A deep learning model to predict RNA-Seq expression of tumours from whole slide images

« The emergence of deep learning is topical in medical research. The use of convolutional neural networks has become commonplace, and their use allows, among other things, to improve the diagnosis and treatment of patients. However, the use of medical images to extract molecular components has not yet been realized. It is in this sense that the HE2RNA model was created. This model has the ability to predict gene expression from Whole Slide Images, thus making it possible to avoid costly traditional sequencing.

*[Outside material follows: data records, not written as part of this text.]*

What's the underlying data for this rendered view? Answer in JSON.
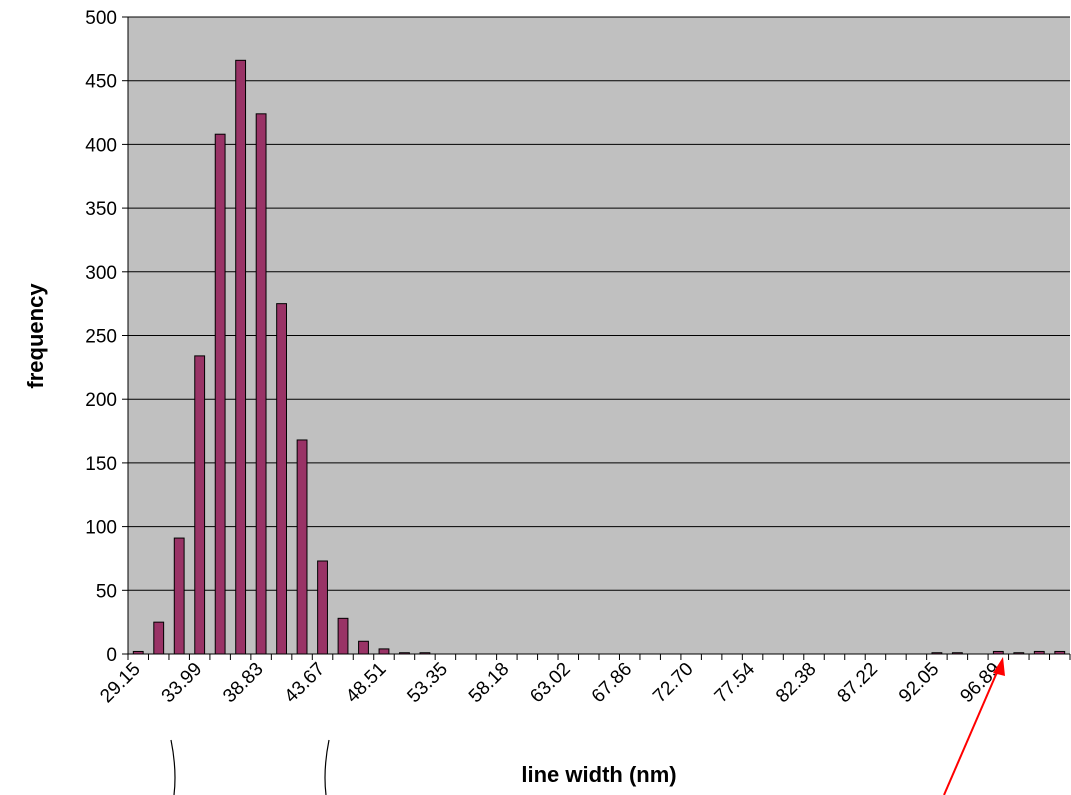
{
  "chart_data": {
    "type": "bar",
    "xlabel": "line width (nm)",
    "ylabel": "frequency",
    "ylim": [
      0,
      500
    ],
    "yticks": [
      0,
      50,
      100,
      150,
      200,
      250,
      300,
      350,
      400,
      450,
      500
    ],
    "grid": true,
    "legend": "none",
    "x_tick_labels": [
      "29.15",
      "33.99",
      "38.83",
      "43.67",
      "48.51",
      "53.35",
      "58.18",
      "63.02",
      "67.86",
      "72.70",
      "77.54",
      "82.38",
      "87.22",
      "92.05",
      "96.89"
    ],
    "values": [
      2,
      25,
      91,
      234,
      408,
      466,
      424,
      275,
      168,
      73,
      28,
      10,
      4,
      1,
      1,
      0,
      0,
      0,
      0,
      0,
      0,
      0,
      0,
      0,
      0,
      0,
      0,
      0,
      0,
      0,
      0,
      0,
      0,
      0,
      0,
      0,
      0,
      0,
      0,
      1,
      1,
      0,
      2,
      1,
      2,
      2
    ],
    "colors": {
      "bar_fill": "#993366",
      "plot_bg": "#c0c0c0",
      "grid": "#000000",
      "arrow": "#ff0000"
    }
  }
}
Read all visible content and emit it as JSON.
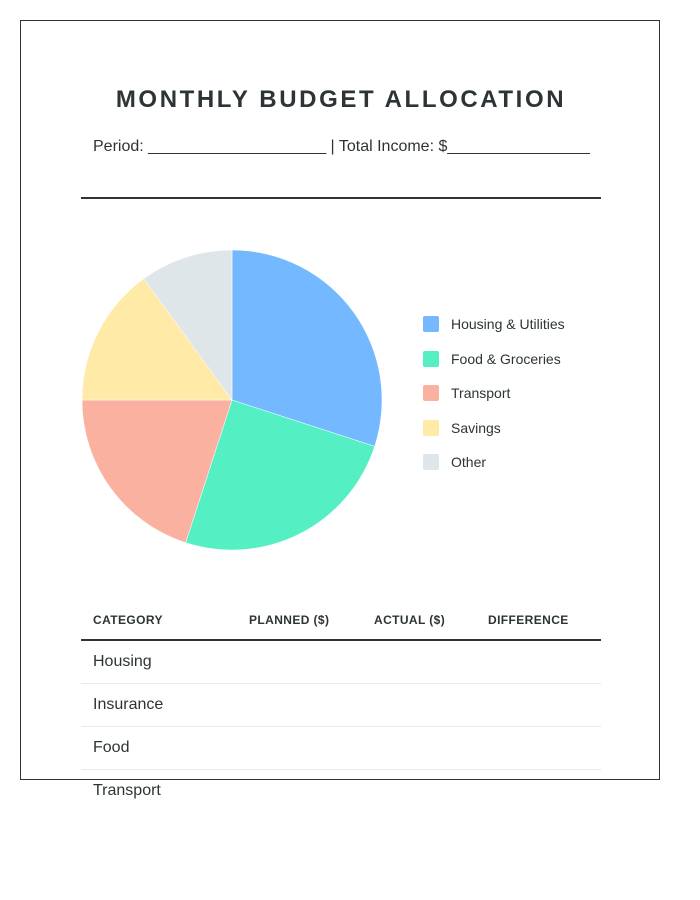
{
  "title": "MONTHLY BUDGET ALLOCATION",
  "meta": {
    "text": "Period: ____________________ | Total Income: $________________"
  },
  "chart_data": {
    "type": "pie",
    "title": "",
    "legend_position": "right",
    "slices": [
      {
        "label": "Housing & Utilities",
        "value": 30,
        "color": "#74b9ff"
      },
      {
        "label": "Food & Groceries",
        "value": 25,
        "color": "#55efc4"
      },
      {
        "label": "Transport",
        "value": 20,
        "color": "#fab1a0"
      },
      {
        "label": "Savings",
        "value": 15,
        "color": "#ffeaa7"
      },
      {
        "label": "Other",
        "value": 10,
        "color": "#dfe6e9"
      }
    ]
  },
  "table": {
    "headers": [
      "CATEGORY",
      "PLANNED ($)",
      "ACTUAL ($)",
      "DIFFERENCE"
    ],
    "rows": [
      {
        "category": "Housing"
      },
      {
        "category": "Insurance"
      },
      {
        "category": "Food"
      },
      {
        "category": "Transport"
      }
    ]
  }
}
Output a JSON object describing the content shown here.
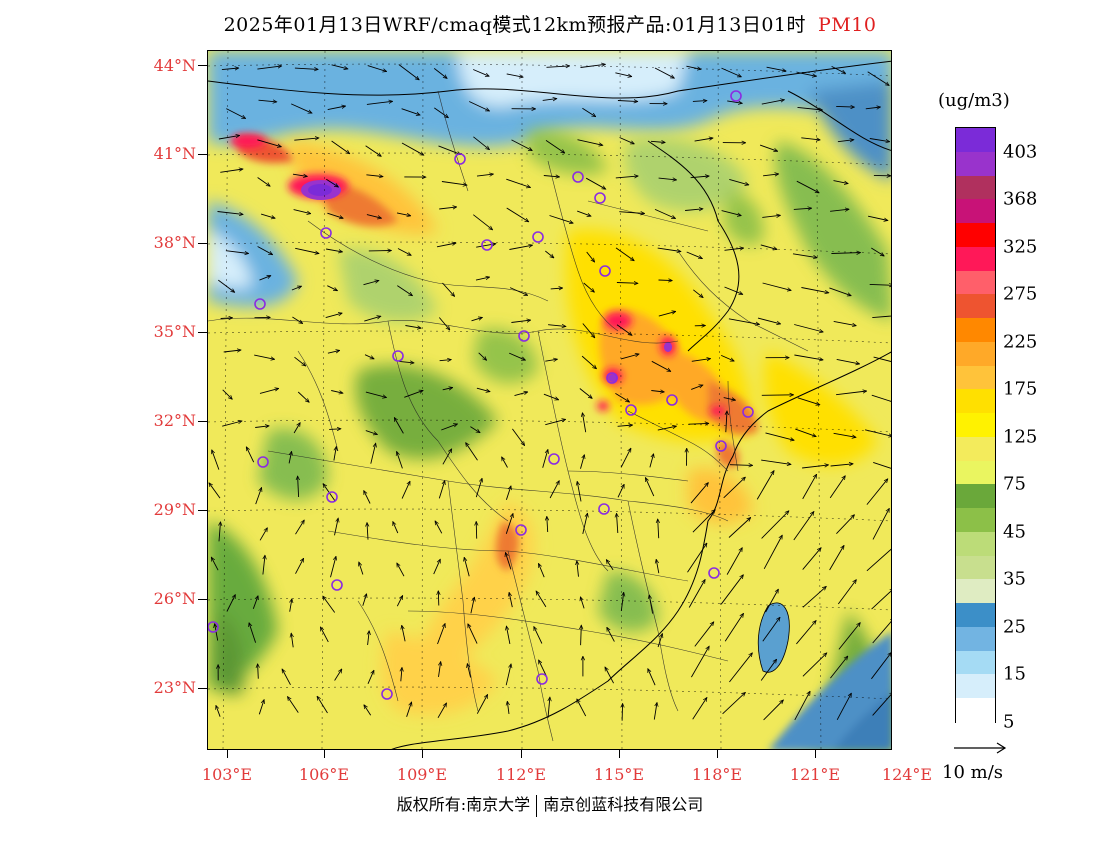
{
  "header": {
    "title": "2025年01月13日WRF/cmaq模式12km预报产品:01月13日01时",
    "species": "PM10"
  },
  "map": {
    "lat_labels": [
      "44°N",
      "41°N",
      "38°N",
      "35°N",
      "32°N",
      "29°N",
      "26°N",
      "23°N"
    ],
    "lon_labels": [
      "103°E",
      "106°E",
      "109°E",
      "112°E",
      "115°E",
      "118°E",
      "121°E",
      "124°E"
    ],
    "lon_range": [
      103,
      124
    ],
    "lat_range": [
      21.2,
      44.6
    ],
    "colors": {
      "base_yellow": "#f0e95a",
      "bright_yellow": "#ffe000",
      "orange": "#ffb040",
      "red": "#ff2a4a",
      "purple": "#9932cc",
      "green": "#5aa53a",
      "light_green": "#a8d070",
      "ocean_blue": "#4d90c6",
      "light_blue": "#b0dff5"
    }
  },
  "legend": {
    "unit": "(ug/m3)",
    "labels": [
      "403",
      "368",
      "325",
      "275",
      "225",
      "175",
      "125",
      "75",
      "45",
      "35",
      "25",
      "15",
      "5"
    ],
    "colors": [
      "#7b2bd8",
      "#9933cc",
      "#b0305e",
      "#c81277",
      "#ff0000",
      "#ff1858",
      "#ff5f6a",
      "#ee5430",
      "#ff8800",
      "#ffa928",
      "#ffc33a",
      "#ffe000",
      "#fff200",
      "#f3eb5c",
      "#eaf560",
      "#6aa83a",
      "#8cc048",
      "#bcdc78",
      "#c8df8e",
      "#dfecc2",
      "#3c8fc8",
      "#72b4e2",
      "#a5dbf4",
      "#d6eefb",
      "#ffffff"
    ]
  },
  "wind_reference": {
    "label": "10 m/s"
  },
  "footer": {
    "rights": "版权所有:南京大学",
    "company": "南京创蓝科技有限公司"
  }
}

HE2RNA is also able to provide virtual spatialization of gene expression. The use of this neural network on TCGA data, including different types of data for different types of cancer, has proven to be robust.

In oncology, to confirm a diagnosis based on patient’s symptoms and define the exact type and stage of a cancer, pathologists perform a histological analysis. The image resulting from a histological analysis is called WSI (Whole Slide Image). Histological analysis has limitations. On the one hand, it has low predictive power. It is, on the other hand, subject to errors. Indeed, two pathologists can reach different conclusions from identical WSIs.

To improve the characterization of a tumor (cancer type, stage) and determine which genes are involved in the development of cancer, pathologists, biostatisticians, and bioinformaticians have developed an RNA-seq technique. This technique, although it has greatly improved the understanding and treatment of cancers, is expensive, time-consuming, and requires specialized equipment and knowledge. It is therefore not available in all hospitals and is rarely used. In addition, gene expression in a cell depends on the type of cell and the stage of its life cycle, which biases the results obtained with RNA-seq.

Machine Learning has the potential to overcome the weaknesses of RNA-seq. The HE2RNA algorithm detailed in this article aims to predict RNA-seq profiles from WSI and to provide virtual spatialization of gene expression.

HE2RNA’s predictions are close to RNA-seq data, giving hope that HE2RNA can help to reduce costs considerably since hospitals are already well equipped with medical imaging equipment ».